Random Samples and Sample Statistics
Statistical inference begins by treating the observed data as one realized random sample from an underlying population model. This page sets up the core objects that later estimation, testing, and Bayesian methods all reuse.
Population and Random Sample
Definition (Population): A population is the complete collection of observations, individuals, measurements, or outcomes that we want to study. In this course, the population is represented by a probability distribution, often with unknown parameters.

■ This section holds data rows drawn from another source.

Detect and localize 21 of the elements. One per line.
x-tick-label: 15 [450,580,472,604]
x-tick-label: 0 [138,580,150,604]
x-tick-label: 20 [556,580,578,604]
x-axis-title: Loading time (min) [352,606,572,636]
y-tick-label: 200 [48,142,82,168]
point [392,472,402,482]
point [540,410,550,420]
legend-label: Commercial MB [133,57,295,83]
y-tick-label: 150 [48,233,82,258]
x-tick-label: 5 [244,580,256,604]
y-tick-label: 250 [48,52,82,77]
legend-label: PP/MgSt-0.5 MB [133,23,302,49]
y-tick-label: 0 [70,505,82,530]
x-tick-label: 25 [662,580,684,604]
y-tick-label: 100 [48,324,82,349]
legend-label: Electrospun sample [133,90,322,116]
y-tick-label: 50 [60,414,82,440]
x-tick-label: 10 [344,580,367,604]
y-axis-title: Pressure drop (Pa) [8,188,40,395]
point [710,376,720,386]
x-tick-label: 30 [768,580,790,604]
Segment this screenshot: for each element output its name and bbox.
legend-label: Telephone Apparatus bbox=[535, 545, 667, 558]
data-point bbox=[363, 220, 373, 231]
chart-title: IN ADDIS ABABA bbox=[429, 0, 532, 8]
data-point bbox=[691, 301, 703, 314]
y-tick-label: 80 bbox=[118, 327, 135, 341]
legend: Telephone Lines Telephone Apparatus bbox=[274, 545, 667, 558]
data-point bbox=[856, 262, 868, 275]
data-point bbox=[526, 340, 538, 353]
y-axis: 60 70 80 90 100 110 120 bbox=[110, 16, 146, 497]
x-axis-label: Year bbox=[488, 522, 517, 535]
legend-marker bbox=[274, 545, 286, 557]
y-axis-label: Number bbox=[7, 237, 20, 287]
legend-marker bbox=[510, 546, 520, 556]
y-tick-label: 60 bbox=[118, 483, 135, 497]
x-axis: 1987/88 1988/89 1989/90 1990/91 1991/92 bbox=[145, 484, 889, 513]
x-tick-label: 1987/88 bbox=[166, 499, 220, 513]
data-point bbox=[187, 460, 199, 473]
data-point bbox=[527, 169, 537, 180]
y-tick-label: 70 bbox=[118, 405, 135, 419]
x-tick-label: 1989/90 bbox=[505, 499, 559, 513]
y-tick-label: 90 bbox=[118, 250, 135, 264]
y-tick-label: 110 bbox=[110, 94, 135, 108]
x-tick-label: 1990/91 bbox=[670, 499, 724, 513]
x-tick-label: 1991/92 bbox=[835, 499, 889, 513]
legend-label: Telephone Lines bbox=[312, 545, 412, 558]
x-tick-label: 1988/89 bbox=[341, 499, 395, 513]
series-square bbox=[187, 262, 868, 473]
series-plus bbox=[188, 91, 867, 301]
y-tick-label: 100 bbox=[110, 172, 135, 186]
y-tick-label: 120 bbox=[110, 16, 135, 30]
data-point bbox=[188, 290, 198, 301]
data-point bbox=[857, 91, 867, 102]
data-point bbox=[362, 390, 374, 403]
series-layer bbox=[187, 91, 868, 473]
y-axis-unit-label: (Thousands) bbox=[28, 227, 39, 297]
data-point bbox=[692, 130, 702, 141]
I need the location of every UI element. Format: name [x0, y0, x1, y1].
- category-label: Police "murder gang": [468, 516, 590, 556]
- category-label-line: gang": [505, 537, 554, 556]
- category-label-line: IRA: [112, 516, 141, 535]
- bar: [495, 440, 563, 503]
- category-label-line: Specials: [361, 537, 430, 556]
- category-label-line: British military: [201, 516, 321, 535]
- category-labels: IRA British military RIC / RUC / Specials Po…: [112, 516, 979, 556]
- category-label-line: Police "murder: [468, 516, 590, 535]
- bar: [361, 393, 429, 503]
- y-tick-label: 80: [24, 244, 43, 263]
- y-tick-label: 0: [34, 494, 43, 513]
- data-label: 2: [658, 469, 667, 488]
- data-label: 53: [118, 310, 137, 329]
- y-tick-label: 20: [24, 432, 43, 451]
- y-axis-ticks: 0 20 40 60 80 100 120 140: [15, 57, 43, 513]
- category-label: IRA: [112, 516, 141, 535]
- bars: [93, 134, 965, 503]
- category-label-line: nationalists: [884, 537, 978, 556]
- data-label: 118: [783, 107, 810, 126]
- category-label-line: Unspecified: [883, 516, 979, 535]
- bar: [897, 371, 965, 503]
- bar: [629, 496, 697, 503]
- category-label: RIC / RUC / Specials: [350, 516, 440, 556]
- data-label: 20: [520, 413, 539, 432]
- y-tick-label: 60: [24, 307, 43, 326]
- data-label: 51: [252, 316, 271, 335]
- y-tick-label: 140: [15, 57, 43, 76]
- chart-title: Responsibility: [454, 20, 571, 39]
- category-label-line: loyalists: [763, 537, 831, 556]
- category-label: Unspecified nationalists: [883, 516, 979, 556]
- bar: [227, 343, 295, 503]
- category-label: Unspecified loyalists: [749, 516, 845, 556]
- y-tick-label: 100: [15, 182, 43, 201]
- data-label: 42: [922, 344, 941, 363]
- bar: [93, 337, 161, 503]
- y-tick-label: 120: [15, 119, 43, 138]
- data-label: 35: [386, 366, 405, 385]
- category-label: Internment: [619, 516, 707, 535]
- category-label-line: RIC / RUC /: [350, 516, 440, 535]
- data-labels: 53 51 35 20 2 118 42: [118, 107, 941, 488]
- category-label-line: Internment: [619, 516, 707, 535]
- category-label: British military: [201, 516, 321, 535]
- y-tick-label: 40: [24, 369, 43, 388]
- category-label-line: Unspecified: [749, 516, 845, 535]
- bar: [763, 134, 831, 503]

Definition (Random Sample): A random sample of size $n$ from a population is a collection of random variables $X_1, X_2,\ldots,X_n$ such that each $X_i$ has the same distribution as the population and the random variables are mutually independent.
We write this as
\[X_1,X_2,\ldots,X_n \stackrel{\mathrm{iid}}{\sim} F,\]where $F$ is the population distribution.
If we want to study heights of college students, the population is the full group of interest and the random sample is the collection of measured heights from selected students. The model says what distribution might have generated those measurements.
Sample Statistics
In statistical inference, we usually do not observe the full population. We observe data
\[Y=(X_1,X_2,\ldots,X_n)\]and compute summaries of the sample.
Definition (Statistic): A statistic is a function of the observed data. It may not depend on an unknown parameter.
The two basic statistics used throughout the course are the sample mean and sample variance:
\[\bar{X}_n=\frac{1}{n}\sum_{i=1}^n X_i,\]and
\[S_n^2=\frac{1}{n-1}\sum_{i=1}^n (X_i-\bar{X}_n)^2.\]Both are random variables before the data are observed. Once data are plugged in, they become numerical summaries.
Sampling Distribution of the Sample Mean
Suppose the population has mean
\[E[X_i]=\mu\]and variance
\[\mathrm{Var}(X_i)=\sigma^2<\infty.\]Then
\[E[\bar{X}_n]=\mu\]and, using independence,
\[\mathrm{Var}(\bar{X}_n)=\frac{\sigma^2}{n}.\]Note: Averaging reduces variance. The sample mean is centered at the population mean, and its spread shrinks like $1/n$.
This simple variance calculation explains why collecting more independent data improves precision. It does not yet say that $\bar{X}_n$ converges to $\mu$ or becomes approximately normal; those are limit-theory results developed in the next topic.
Sample Variance
The sample variance
\[S_n^2=\frac{1}{n-1}\sum_{i=1}^n (X_i-\bar{X}_n)^2\]uses $n-1$ rather than $n$ because the sample mean has already been estimated from the same data. This is Bessel’s correction. It makes $S_n^2$ unbiased for $\sigma^2$ under iid sampling:
\[E[S_n^2]=\sigma^2.\]If the population mean $\mu$ were known, the estimator
\[\frac{1}{n}\sum_{i=1}^n (X_i-\mu)^2\]would be unbiased. When $\mu$ is unknown and replaced by $\bar{X}_n$, one degree of freedom is spent estimating the center.
Estimators, Estimates, and Parameters
A parameter is the unknown quantity that indexes the population model. An estimator is a statistic designed to estimate that parameter, and an estimate is the numerical value after observing data.
Definition (Estimator): An estimator of a parameter $\theta$ is a statistic
\[\hat{\theta}_n=T_n(X_1,\ldots,X_n).\]
For example, $\bar{X}_n$ is an estimator of $\mu$. Before sampling it is random; after observing $x_1,\ldots,x_n$, the estimate is
\[\bar{x}_n=\frac{1}{n}\sum_{i=1}^n x_i.\]Keeping these roles separate prevents many mistakes. When we write $E_\theta[\hat{\theta}_n]$, the expectation is over repeated random samples generated under a fixed parameter value $\theta$.
Looking Ahead
The next topic studies probability inequalities and limit theorems. Those results explain when sample statistics concentrate, when estimators are consistent, and why normal approximations appear so often.